Захар вдруг изо всей силы бросил сковороду в мойку так, что камень, из которого она была сделана, раскололся, и вышел из кухни, метнув в меня предварительно такой полный злобы взгляд, что я невольно умолкла и отшатнулась к подоконнику.

Я так и стояла у окна, не в силах пошевелиться, до тех пор, пока Захар не вышел из спальни в джинсах и футболке и со спортивной сумкой на плече.

— Я поживу пока у Люси, — бросил он и вышел в прихожую.

Я сумела отлепить ноги от пола и, пошатываясь, пошла следом.

Захар зашнуровал кроссовки, вытянул из шкафа ветровку и снял с вешалки зонт.

— Захар… — хрипло сказала я и протянула руку, чтобы дотронуться до его локтя, но муж дернулся как от удара:

— Не надо, Настя. Я сказал — поживу у Люси. Не могу так больше. Я, правда, Стаське обещал… Но она поймет, да и не до того ей сейчас. Все, Настя, я поехал. Деньги, если что, в столе, я только карточку с собой взял.

Он вышел из квартиры так поспешно, словно боялся, что я его удержу и заставлю остаться.

Я бы так и сделала, но мне вдруг стало настолько обидно за себя, что я расплакалась.

Конечно — все кругом нежные и ранимые, у всех дела, у всех тонкая душевная организация… а Настя что?

Настя — домохозяйка без кругозора и интересов, ее дело — кастрюли и половые тряпки. Стаське он, видите ли, что-то обещал!

Конечно, со Стаськой ему интереснее — и поговорить всегда есть о чем, и веса в ней ровно в три раза меньше, чем во мне.

А я, между прочим, не виновата, что на нервной почве у меня весь обмен веществ полетел! Невозможно не жрать в три горла, когда постоянно нервничаешь из-за отсутствия работы и хоть каких-то перспектив ее найти.

Я, правда, никогда и не была миниатюрной стройняшкой, да и при росте в метр восемьдесят, сказать по правде, не такая уж я и корова, однако в сравнении с подругой, конечно, проигрываю.

Наверное, впервые за все время, что мы знакомы со Стаськой, я так ревностно сравнила себя с ней и ясно увидела, что сравнение не в мою пользу. И точно так же впервые я вдруг поняла, что Захару вполне могут нравиться другие женщины — например, та же Стаська.

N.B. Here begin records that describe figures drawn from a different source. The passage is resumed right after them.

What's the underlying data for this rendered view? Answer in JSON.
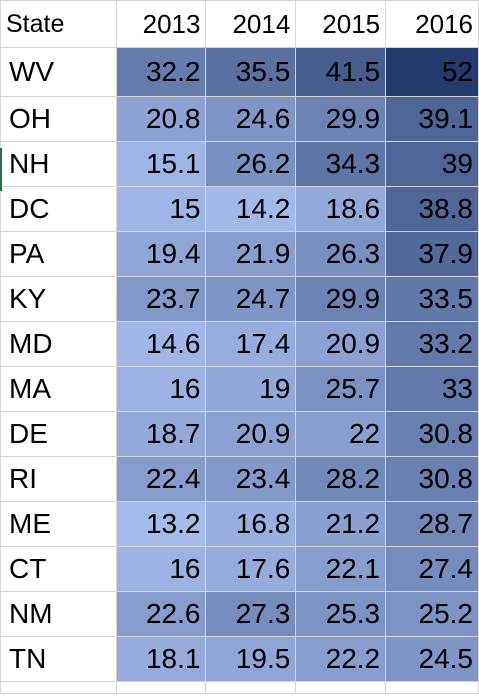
{
  "table": {
    "header": {
      "state": "State",
      "years": [
        "2013",
        "2014",
        "2015",
        "2016"
      ]
    },
    "rows": [
      {
        "state": "WV",
        "values": [
          "32.2",
          "35.5",
          "41.5",
          "52"
        ]
      },
      {
        "state": "OH",
        "values": [
          "20.8",
          "24.6",
          "29.9",
          "39.1"
        ]
      },
      {
        "state": "NH",
        "values": [
          "15.1",
          "26.2",
          "34.3",
          "39"
        ]
      },
      {
        "state": "DC",
        "values": [
          "15",
          "14.2",
          "18.6",
          "38.8"
        ]
      },
      {
        "state": "PA",
        "values": [
          "19.4",
          "21.9",
          "26.3",
          "37.9"
        ]
      },
      {
        "state": "KY",
        "values": [
          "23.7",
          "24.7",
          "29.9",
          "33.5"
        ]
      },
      {
        "state": "MD",
        "values": [
          "14.6",
          "17.4",
          "20.9",
          "33.2"
        ]
      },
      {
        "state": "MA",
        "values": [
          "16",
          "19",
          "25.7",
          "33"
        ]
      },
      {
        "state": "DE",
        "values": [
          "18.7",
          "20.9",
          "22",
          "30.8"
        ]
      },
      {
        "state": "RI",
        "values": [
          "22.4",
          "23.4",
          "28.2",
          "30.8"
        ]
      },
      {
        "state": "ME",
        "values": [
          "13.2",
          "16.8",
          "21.2",
          "28.7"
        ]
      },
      {
        "state": "CT",
        "values": [
          "16",
          "17.6",
          "22.1",
          "27.4"
        ]
      },
      {
        "state": "NM",
        "values": [
          "22.6",
          "27.3",
          "25.3",
          "25.2"
        ]
      },
      {
        "state": "TN",
        "values": [
          "18.1",
          "19.5",
          "22.2",
          "24.5"
        ]
      }
    ]
  },
  "color_scale": {
    "low": "#a6bbeb",
    "high": "#243a6c",
    "min": 13.2,
    "max": 52
  }
}
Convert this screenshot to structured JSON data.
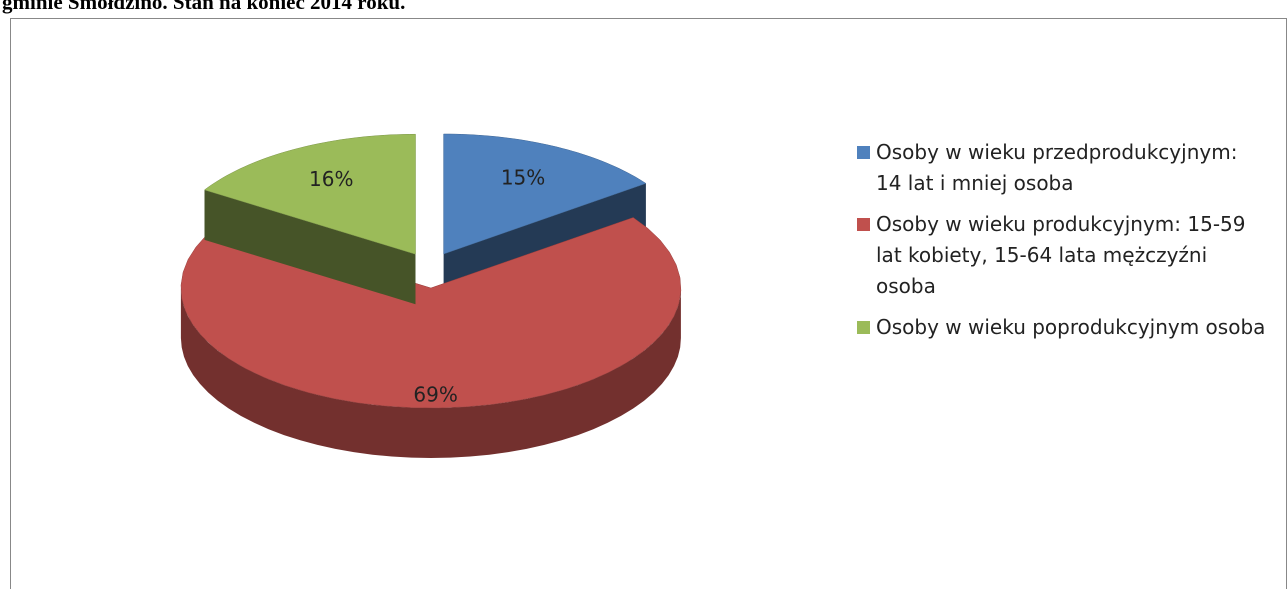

В самый разгар моего самобичевания позвонила мама.

Вот это было совершенно некстати… никогда мои разговоры с ней не заканчивались, например, поцелуями, пожеланиями друг другу спокойной ночи — словом, ничем из того, что обычно говорят друг другу любящие мать и дочь.

Нет, в нашей семье так принято не было — мама обязательно на прощание покрывала меня бранью, обвиняя в чем угодно — от лени до убийства Кеннеди.

По ее словам, хуже меня вообще сложно было кого-то представить.

Я никчемная дочь, плохая жена, неумелая хозяйка, полная неудачница, которая даже работу найти не может.

Раньше, когда я была моложе, эти слова так больно меня ранили, что я потом часами плакала, пытаясь понять, почему мама так унижает меня, за что? Но с годами пришло озарение — а нет причины.